With the end of the year looming, often we're faced with the daunting prospect of having to overhaul our lives come January. But too often, we tend to focus on physical parts of our lives, like diets, exercise routines and our careers, when really it's an opportunity to reassess our mental health.
This year, instead of clearing out your cupboards of junk food, clear your head by tackling your anxiety head on.
Cultivate your support circle
It’s all about knowing who you can trust at your lowest moments. Reaching out to someone when you’re feeling anxious and all over the place and maybe even unlovable is one of the most difficult things to do – but trusting them could make all the difference to your anxiety attacks.
There are many different types of anxiety, but for a lot of people it’s about their thoughts spiralling out of control and inventing ‘worst case scenarios’ that affirm our anxieties’ worst fears. Having someone there who can help you to rationalize these thoughts, or even just recognise the signs that you may be spiralling can be a huge help and one of the first steps to helping pull yourself out of the pattern of anxious thoughts.
That being said, it’s not fair to rely on one person or entirely on others to help or cure your anxiety – that’s your own journey. But having help along the way – from multiple sources that you trust – is a great way of opening up about the experience and dealing with it, rather than bottling it up.
Shore up your defences
Anxiety attacks and periods of anxiety can feel like they come out of nowhere, suddenly overwhelming you in the middle of your work day or even at a social event, but often they’re the result of many small incidents and feelings slowly breaking down your brain’s defences against these anxiety attacks, until it seems like the smallest of things sends you over the edge.
In reality, your defences against your anxiety have been worn down. If your house was being attacked, you wouldn’t just put up a wall once the whole place had been destroyed – no, you’d put up fences and walls and maybe instal some sort of alarm system of whatever you could do to protect your house. The same thing goes for your mental health. Doing breathing exercises or a meditation or whatever when you’re already having an anxiety attack can be helpful, but it is just throwing a plaster over an open wound.

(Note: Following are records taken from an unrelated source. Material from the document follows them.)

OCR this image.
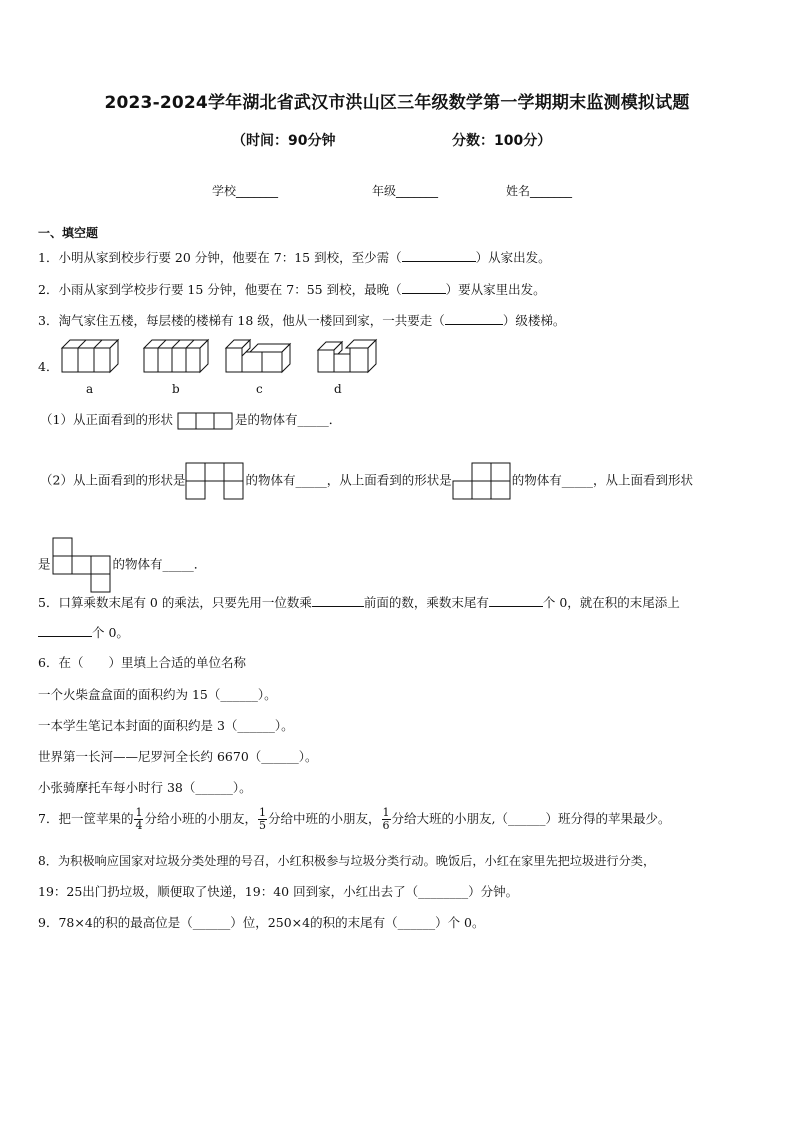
2023-2024学年湖北省武汉市洪山区三年级数学第一学期期末监测模拟试题
（时间：90分钟	分数：100分）
学校_______	年级_______	姓名_______
一、填空题
1．小明从家到校步行要 20 分钟，他要在 7：15 到校，至少需（	）从家出发。
2．小雨从家到学校步行要 15 分钟，他要在 7：55 到校，最晚（	）要从家里出发。
3．淘气家住五楼，每层楼的楼梯有 18 级，他从一楼回到家，一共要走（	）级楼梯。
4．
a	b	c	d
（1）从正面看到的形状	是的物体有_____．
（2）从上面看到的形状是	的物体有_____，从上面看到的形状是	的物体有_____，从上面看到形状
是	的物体有_____．
5．口算乘数末尾有 0 的乘法，只要先用一位数乘	前面的数，乘数末尾有	个 0，就在积的末尾添上
个 0。
6．在（　　）里填上合适的单位名称
一个火柴盒盒面的面积约为 15（______）。
一本学生笔记本封面的面积约是 3（______）。
世界第一长河——尼罗河全长约 6670（______）。
小张骑摩托车每小时行 38（______）。
7．把一筐苹果的 $\frac{1}{4}$ 分给小班的小朋友， $\frac{1}{5}$ 分给中班的小朋友， $\frac{1}{6}$ 分给大班的小朋友,（______）班分得的苹果最少。
8．为积极响应国家对垃圾分类处理的号召，小红积极参与垃圾分类行动。晚饭后，小红在家里先把垃圾进行分类，
19：25出门扔垃圾，顺便取了快递，19：40 回到家，小红出去了（________）分钟。
9．78×4的积的最高位是（______）位，250×4的积的末尾有（______）个 0。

Whereas practising breathing exercises, doing calming meditations or practising yoga – whatever works to calm your symptoms of anxiety – daily, or however often you can fit them in is a way or constantly shoring up your defences. These are your fences, your walls, you alarm systems against the attacks on your house, the ways of preventing the attacks from being so bad, if not stopping them all together. The coping mechanisms are in place then, to stop your defences being breached by seemingly small triggers.
Sort out your sleeping pattern
The importance of a good sleeping pattern cannot be overrated in the fight against anxious feelings – which is ironic, because sleep is one of the major things most anxious people struggle with. Research studies are only just beginning to get a grasp on what sleep does for the reset and rejuvenation of the body and mind, and studies are almost invariably showing a proper sleeping pattern – that is 7-8 hours a night – is absolutely essential to proper brain functioning.
Find exercise that works for you
If you’re anything like me, exercise can feel like an absolute chore. Sure, I love the feeling I have after it, but I’m just not one of those people who looks forward to finding the time in my day to head to the gym and sweat for an hour or so.
And yet, I’ll completely feel the effects if I don’t do it. I’ll notice the sluggishness, the lack of motivation to do much, the vaguely anxious feeling unfurling in my stomach – it’s a warning sign of pent up anxious energy.
Which is why it’s important o find a form of exercise you enjoy – not just the effects of it. Finding something you enjoy doing, whether it’s something like boxercise that makes you feel powerful, something like Zumba with friends that’s pure fun and messing around, or even as simple as finding a gym routine that works for you, it’s about finding something you look forward to doing – something you really want to do, so that there’s something more motivating you than ‘I should be doing exercise’.
Brainstorm coping mechanisms
Another area where it’s important to find out what works for you is your coping mechanisms. Let’s face it, when coping with anxiety, there is no ‘one fits all’ solution. For some, meditations really help, while they may totally irritate others. Breathing exercises can be really effective in one person and do absolutely nothing but cause another to hyperventilate.
Exploring the options out there, whether that’s aromatherapy, yoga, socialising or not socialising, it’s important to try out a few different methods – and give them a proper go – to see what works for you.